There I was, on a night already torn with strange twists of circumstance, a voyeur to someone else’s tragedy. While some part of me felt deeply for him, it was more than I could communicate or understand. I thought of her, the catastrophe that almost was, flooding exhausted memory in white roses and sightless eyes. It was all so simple and so very strange—how do bodies die? And why couldn’t ours, when we wanted them to?

Sometimes I wonder at my own existence. In my emaciated, Orphean state, I can see the subtle movements of the bones beneath my skin.  After all of these years, I am nourishing myself still.

I will always remember you fondly—those nights of shared cigarettes and endless conversation, your unconscious earnestness and easy laugh, how sweet it felt when you finally kissed me on the corner of that silent street. In some ways you are so very like me. You are suffering, you are not whole. On a bridge above the nighttime currents of the Thames, for a handful of five-pound notes and a few quiet words, you gave me consecration in its chemical form: that folded piece of paper, so small and nondescript, that would undo us both in time. You ran your hands through my shaved hair, along the lines of ink that moved over my skin like the waters below us, and for an instant I was exquisitely aware of my own living form. In some ways, I think I always knew you. I think you have always wanted to be known.

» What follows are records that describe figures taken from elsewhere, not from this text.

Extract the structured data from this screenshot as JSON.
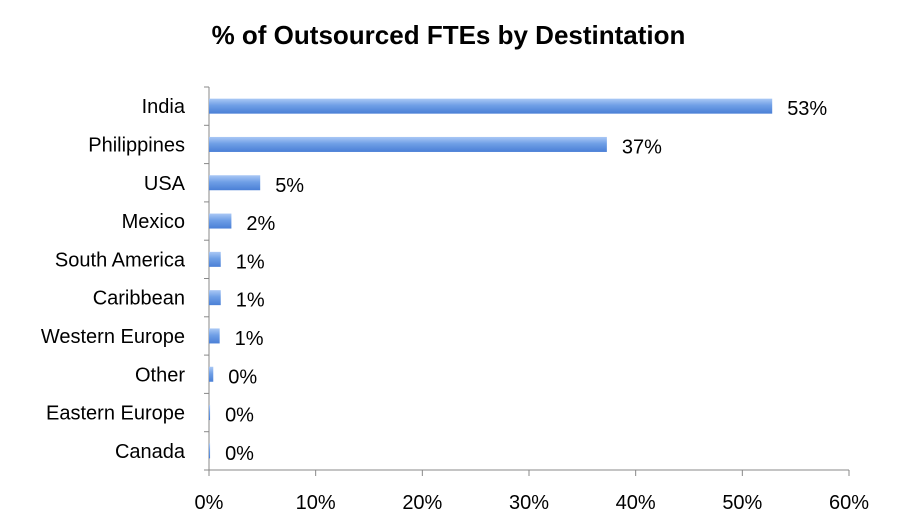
{
  "chart_data": {
    "type": "bar",
    "orientation": "horizontal",
    "title": "% of Outsourced FTEs by Destintation",
    "xlabel": "",
    "ylabel": "",
    "categories": [
      "India",
      "Philippines",
      "USA",
      "Mexico",
      "South America",
      "Caribbean",
      "Western Europe",
      "Other",
      "Eastern Europe",
      "Canada"
    ],
    "values": [
      52.8,
      37.3,
      4.8,
      2.1,
      1.1,
      1.1,
      1.0,
      0.4,
      0.1,
      0.1
    ],
    "data_labels": [
      "53%",
      "37%",
      "5%",
      "2%",
      "1%",
      "1%",
      "1%",
      "0%",
      "0%",
      "0%"
    ],
    "xlim": [
      0,
      60
    ],
    "x_ticks": [
      "0%",
      "10%",
      "20%",
      "30%",
      "40%",
      "50%",
      "60%"
    ],
    "bar_color": "#6f9fe6",
    "grid": false,
    "legend": "none"
  }
}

But I cannot remain in stasis any longer. I cannot limit the potential of this body and its longings. Just the other evening, I learned the language of another form that was not yours, I brought myself to life again in each rapid breath he drew, in the mouth that moved beneath my fingers, in the dampness between my thighs. I took him apart with my teeth, chose to suffer so I might heal—and how wonderful it was, to feel those muscles move again. Entwined in his limbs, I lay waiting for the morning. I watched a cold light fall across the bruises on his shoulders, over the places where my teeth had left impressions in the skin.

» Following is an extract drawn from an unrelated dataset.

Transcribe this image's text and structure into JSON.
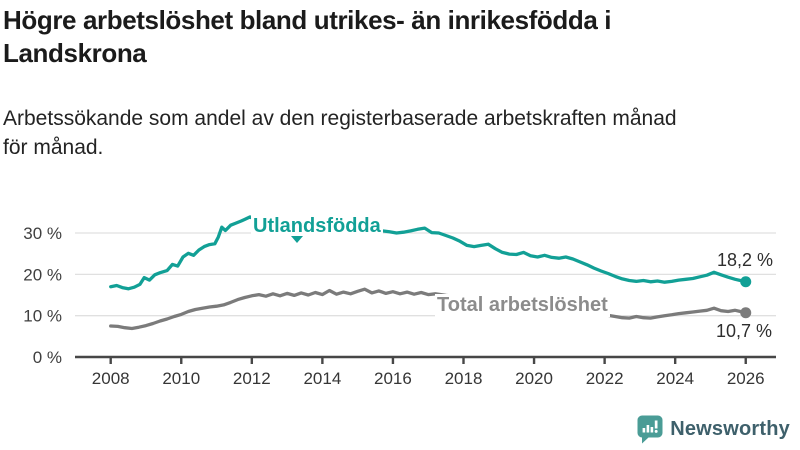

This is how it always begins. I have a beautiful, damning habit of loving many people—loving them deeply, ardently, differently, and all at once. Even now, I have not forgotten you. There are still so many ways in which I wish I understood you, so many questions I never thought to ask. Are you lonely in the winter? Are you afraid to die?

Maybe, in time, you will overcome what has happened to you, and awake some morning to find that you are whole and strong and ready to try again. It will have to be with someone else. You have suffered enough, my love, but so have I.

Allow me leave at last, to live indifferently on—and until the night comes howling, may I never write of you again.